The former is a bit ironic, since Mr. Gygax himself was once famous for his hard-line stance against house rules. But it's still applicable. When I want to make a video game, my ideas never can get past stage 2, at least in a foreseeable future. I conceive of them and then, if I really get lucky and passionate about it, I write down the details. That's really about it. Very simple ideas could theoretically be made using cheap and novice-friendly build engines, but the big ideas, the ones that really inspire me, are forever elusive without a massive budget and an interested development team. An RPG idea, though, ends at the written level. If I write a module, I have a module. It may not be as polished as a professional one and the art is nonexistent, but the basic element is identical.

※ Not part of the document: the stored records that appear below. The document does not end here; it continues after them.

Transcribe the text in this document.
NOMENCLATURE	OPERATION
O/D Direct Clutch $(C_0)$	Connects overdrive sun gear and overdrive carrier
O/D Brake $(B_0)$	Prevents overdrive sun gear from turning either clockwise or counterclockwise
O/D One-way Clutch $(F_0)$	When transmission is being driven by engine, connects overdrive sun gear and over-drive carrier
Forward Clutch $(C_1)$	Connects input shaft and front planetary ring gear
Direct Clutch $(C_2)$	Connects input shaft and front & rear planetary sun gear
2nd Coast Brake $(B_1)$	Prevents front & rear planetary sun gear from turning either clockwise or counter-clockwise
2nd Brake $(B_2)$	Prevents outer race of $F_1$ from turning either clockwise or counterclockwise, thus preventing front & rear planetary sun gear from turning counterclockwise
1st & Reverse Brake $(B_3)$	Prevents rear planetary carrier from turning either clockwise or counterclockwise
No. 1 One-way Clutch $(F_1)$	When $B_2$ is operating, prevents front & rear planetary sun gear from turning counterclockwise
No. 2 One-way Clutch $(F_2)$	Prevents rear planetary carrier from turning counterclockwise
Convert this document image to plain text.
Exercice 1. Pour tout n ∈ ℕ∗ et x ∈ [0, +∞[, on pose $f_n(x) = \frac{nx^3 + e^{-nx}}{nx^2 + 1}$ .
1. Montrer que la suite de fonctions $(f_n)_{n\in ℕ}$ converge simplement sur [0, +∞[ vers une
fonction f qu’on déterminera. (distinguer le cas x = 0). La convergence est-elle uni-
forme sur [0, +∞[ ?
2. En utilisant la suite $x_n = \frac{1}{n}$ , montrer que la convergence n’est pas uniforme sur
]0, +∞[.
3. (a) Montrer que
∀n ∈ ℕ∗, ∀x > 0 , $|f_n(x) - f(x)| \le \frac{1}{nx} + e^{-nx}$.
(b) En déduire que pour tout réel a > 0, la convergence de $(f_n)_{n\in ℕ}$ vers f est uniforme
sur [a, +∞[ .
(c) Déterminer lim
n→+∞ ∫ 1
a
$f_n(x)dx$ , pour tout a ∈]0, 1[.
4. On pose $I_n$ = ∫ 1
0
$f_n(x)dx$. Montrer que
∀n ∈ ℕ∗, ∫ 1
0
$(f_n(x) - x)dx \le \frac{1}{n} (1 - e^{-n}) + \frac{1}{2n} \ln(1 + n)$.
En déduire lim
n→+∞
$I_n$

The second aspect is harder to appreciate, but just as important. Since my video game ideas never get past the design level, they can't ever be evaluated. I can't determine if they're good or bad. When I'm DMing, though, the idea can be evaluated by an interested and appreciate group immediately. Is the game fun? I won!

This does feel less like a tribute to Gary Gygax and more like a general "why I like tabletop RPGs," I have to admit. But I know precisely how any of these things came into being. Gary Gygax (and Dave Arneson; let's not forget him,) were largely responsible for this codification of fantasy, of adventure, of the arts that have inspired so many of us geeks. Without that system, making adventures, campaign settings, and monsters for that system would be impossible. And the influence of D&D is felt throughout the world well beyond D&D. The same ideas were used to influence video games, and both influenced modern fantasy in television, movies, and other mediums. And who do we think design these modern fantasies? People who, more than likely, were themselves players of D&D as kids. No, Gary Gygax didn't personally create Megaman, or Final Fantasy, or Buffy. But the greatest artists are the ones who uplift other artists, to support kings and philosophers, and to elevate culture throughout the world. Gary Gygax did just that, and I can only hope to do the same some day.

Rest in Peace, Mr. Gygax. I hope you're somewhere out there still, groaning with irritation at all the "he failed his saving throw" jokes.